GHOST LIGHT (2020)
Duration: 06:10 min
Inkeri Aula (b. 1978, Finland)
Mark Niskanen (b. 1991, USSR)
Jani-Matti Salo (b. 1984, Finland)
In collaboration with SENSOTRA research project.
The work is filmed at the Small Stage of the Finnish National Theatre on May 22, 2020. The theatre was closed from public due to the COVID-19 pandemic.
Ghost Light is an installation, in which observations of interconnectedness of species are shared through the undulating light on an empty theatre stage.
It is a custom for many theatres around the world to leave a light in the middle of a stage overnight. This light is called the ghost light. Its function is to protect—preventing the theatre workers from stumbling on stage in the mornings or falling into the orchestra pit from the edge of the stage.
Theatres also have many superstitious customs relating to the ghost light. Many keep the light on to appease the theatre ghosts, so that they would be able to use the stage for their own performances. On the other hand, some theatres believe that the light keeps the ghosts away.
In the Spring of 2020, as the COVID-19 virus started spreading globally, the theatres began closing around the world. Pictures of empty stages and ghost lights started appearing in social media. The message was unilateral: “We will return!” In the shimmer of the ghost lights there is hope towards solidarity during and after the social isolation caused by the global pandemic.
Ghost Light explores the notion of the metaphorical “ghosts” of our environment. These ghosts [1] are present everywhere: in the radiation of a nuclear disaster, in every pebble on the ground, as well as in the fossil fuel that keeps the ghost light in the middle of an empty theatre stage on. The ghosts remind us that the past is still present—and it should not be forgotten.
Awareness of “ghosts” also questions the notion of human exceptionality in relation to other beings and organisms, revealing their interconnectedness. It is time for the human species to coalesce around stories of the more-than-human.
Ghost Light urges to pause, observe, and listen to what the “ghosts” of our environment have to tell us. The text of the installation has been gathered from the archives of the multinational five-year research project, SENSOTRA (Sensory Transformations and Transgenerational Environmental Relationships in Europe 1950-2020). The research has recorded sensobiographic walking interviews, in which people of different generations reflect on the changes of their living environments in the past decades. In Ghost Light, the light in the middle of the stage is undulating to the sounds of the fragments of these accounts.

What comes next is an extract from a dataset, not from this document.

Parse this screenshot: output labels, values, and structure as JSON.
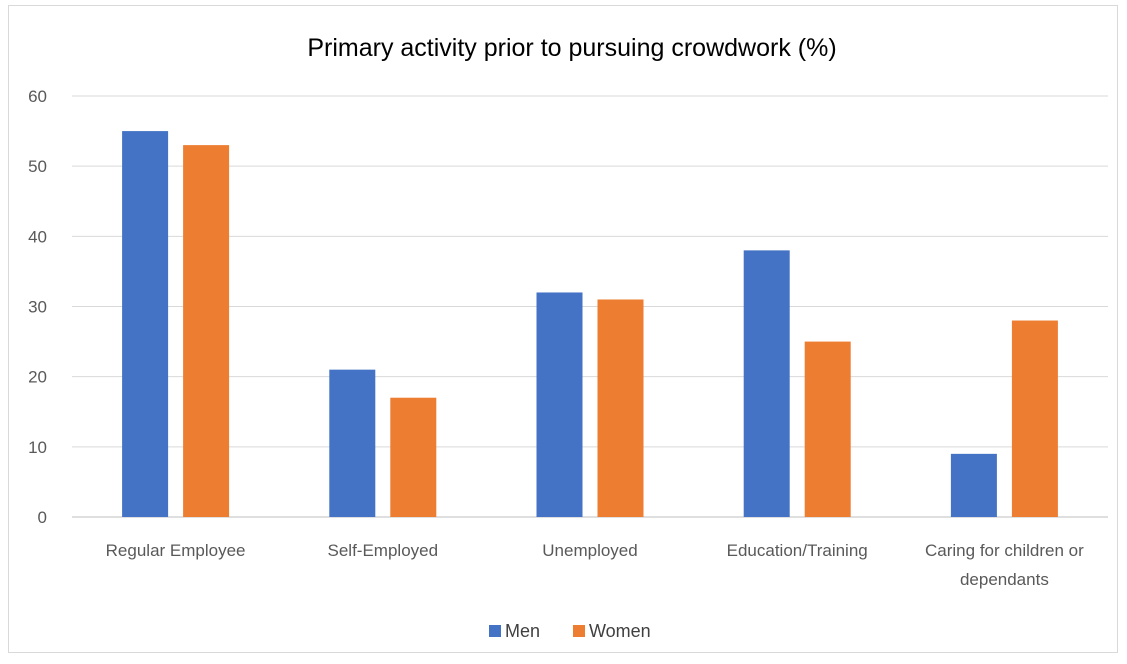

Inkeri Aula is a cultural anthropologist who studies changing environmental relationships and shared sensory experiences across generations. Aula’s diverse research themes include translocal communality, sensory relationships with the environment, social imagination, Brazilian research, and multisensory ethnography. Currently she conducts postdoctoral research about creativity and healthy ageing in Aalto University. uef.academia.edu/InkeriAula
Mark Niskanen and Jani-Matti Salo create multidisciplinary installations that weave together everyday phenomena and technologies. Their work draws on their respective backgrounds in music, lens-based media, audiovisual research and scenography. The duo’s recent works have delved into the world of the senses, human interactions, memories, experiences of solitude and togetherness, and their associations with global themes. Their work takes the form of site-sensitive situations of a personal, amorphous and ephemeral nature. www.niskanensalo.com
Special thanks to the Finnish National Theatre, Kalle Ropponen, Noora Dadu, Eliel Kilkki, Teemu Vilén, and Outi Järvinen / Arts Management Helsinki. This work was partly supported by Taike - Art Promotion Centre Finland through a working grant for Mark Niskanen and Jani-Matti Salo. Inkeri Aula's work received funding from the European Research Council (ERC) under the Horizon 2020 research and innovation programme (694893).
[1] The anthology Arts Of Living On A Damaged Planet (Anna Tsing, Heather Swanson, Elaine Gan, Nils Bubandt, 2017) calls on a large number of eminent humanists and scientists to revitalize curiosity, observation, and transdisciplinary conversation about life on earth. The notion of “ghosts” is used as a foundation for interdisciplinary discourse.